Lauren smiled, but gritted her teeth. Not all Americans. Some Americans still believed they were doing everyone a service by fighting in Afghanistan and Iraq. But whatever slim reason the president might’ve had for starting the war, it was long past. It was time to call the war off and send over humanitarian help. If she were the one in charge, peace in this part of the world would be easy. But it was peace in her own life that was impossible to figure out.
She flipped her straight blonde hair over her shoulder and nodded at the woman. Then she turned back, went through the entrance, and walked past the elevator. Her room was on the seventh floor, and she always took the stairs. She could lie in foxholes next to soldiers, taking notes and working on a story while missiles exploded all around her. But she couldn’t ride an elevator to save her life. The idea of stepping inside one was enough to make her heart race. Just the thought of them made her feel trapped, like she was suffocating.
She headed into the stairwell and started up.
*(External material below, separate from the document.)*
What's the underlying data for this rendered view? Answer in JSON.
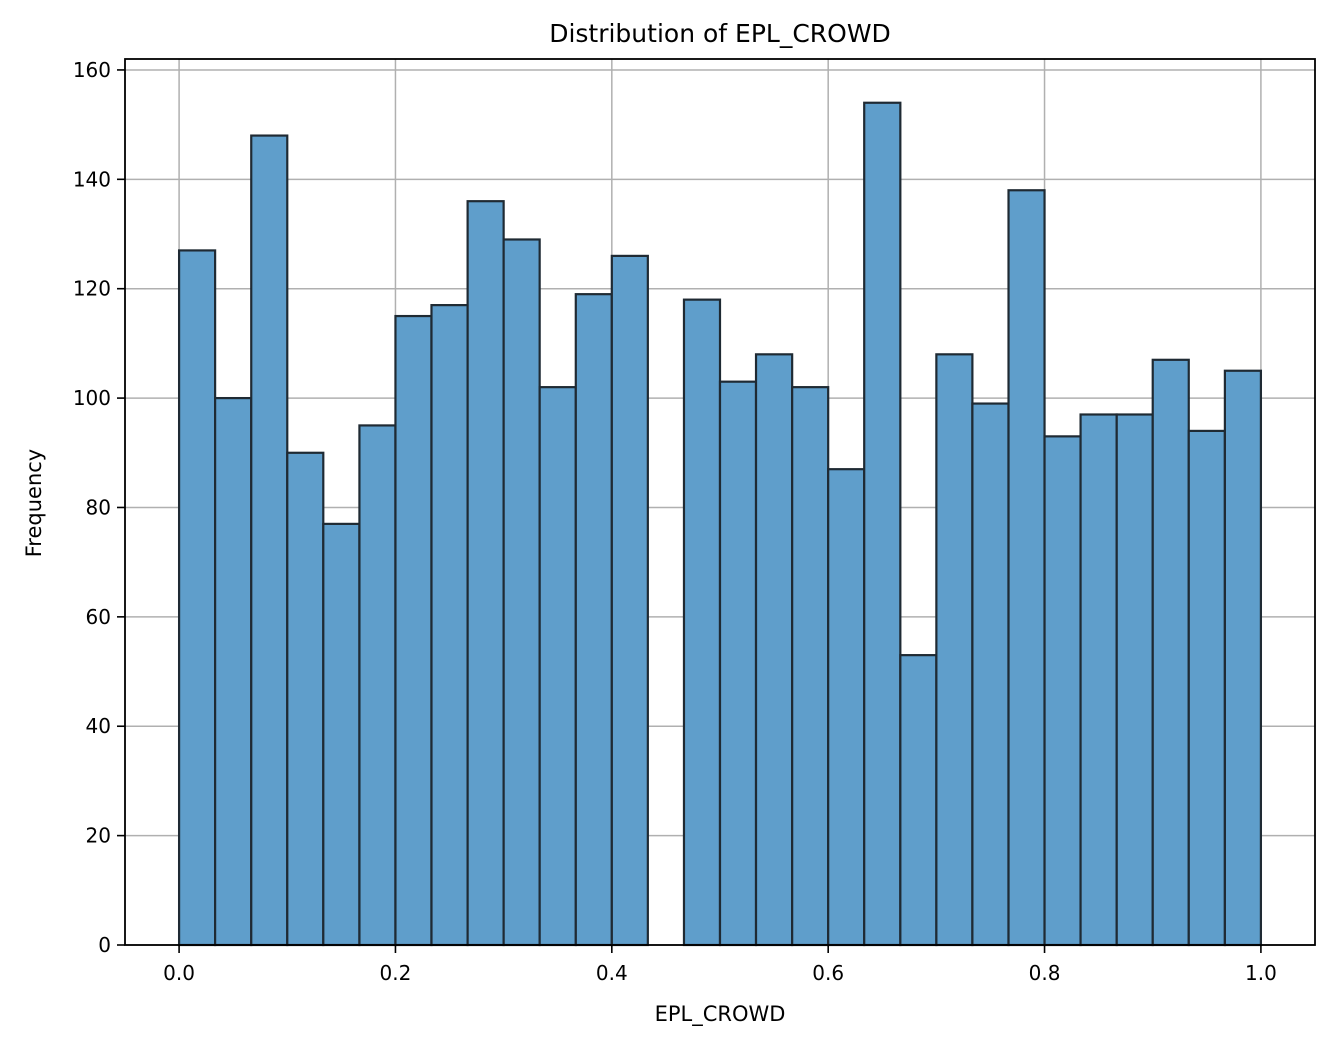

The little Afghani girl’s face flashed in her mind. What was it about her? Those eyes maybe, dark striking eyes, like Shane’s. The sort of eyes Emily might’ve had. Of course, if she’d lived, she wouldn’t be a little girl now. She’d be a young woman. For a moment Lauren stopped and closed her eyes, her hand tight around the railing.
It hurt so much spending time with children, knowing that her daughter would be alive if she’d been a better mother. If she hadn’t taken chances with her baby’s life. She opened her eyes and kept walking. As much as it hurt, she’d rather spend time with Afghani children than with any of the adults she’d met. Children reminded her that no matter how frozen her heart felt, no matter how driven she was to be the best, most hard-hitting reporter at Time, somewhere inside she was still seventeen years old, driving from Chicago to Los Angeles, grieving the loss of her little Emily. How different her life might’ve been if her daughter had lived.
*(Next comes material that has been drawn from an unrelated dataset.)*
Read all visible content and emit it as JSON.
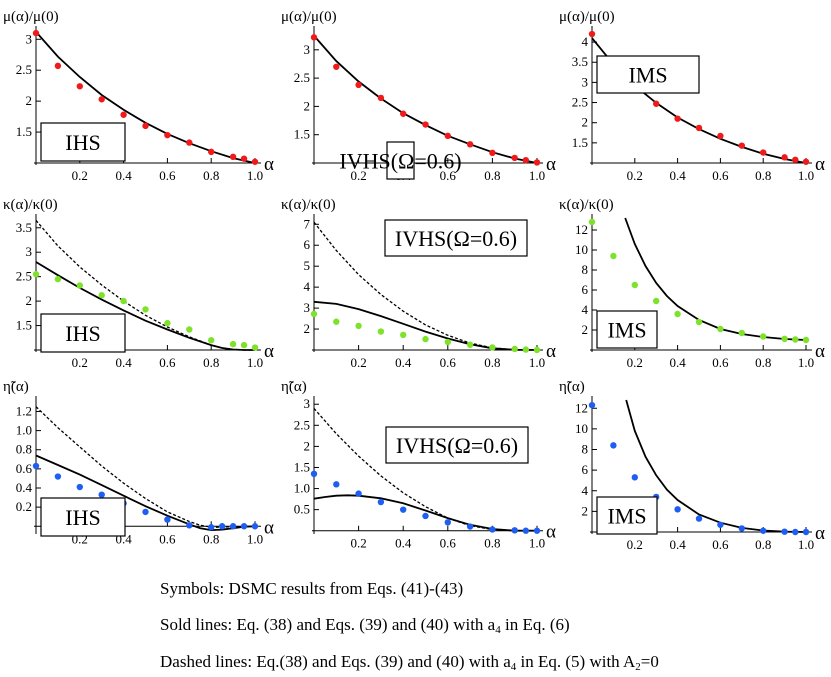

Stop it! She’d given herself that same order so many times. Not that it made much difference. She breathed in and closed her eyes for a moment. How come I can still smell her, still feel her in my arms?
Enough. Lauren opened her eyes and picked up her pace. Scanlon would be down early, the way he always was. After a few minutes she reached her floor. The stairs were good for her. They helped her stay in shape, a crucial factor if she was going to continue reporting from active areas of the war theater. And she would continue, as long as she believed her articles might have even the smallest influence on bringing the war to an end.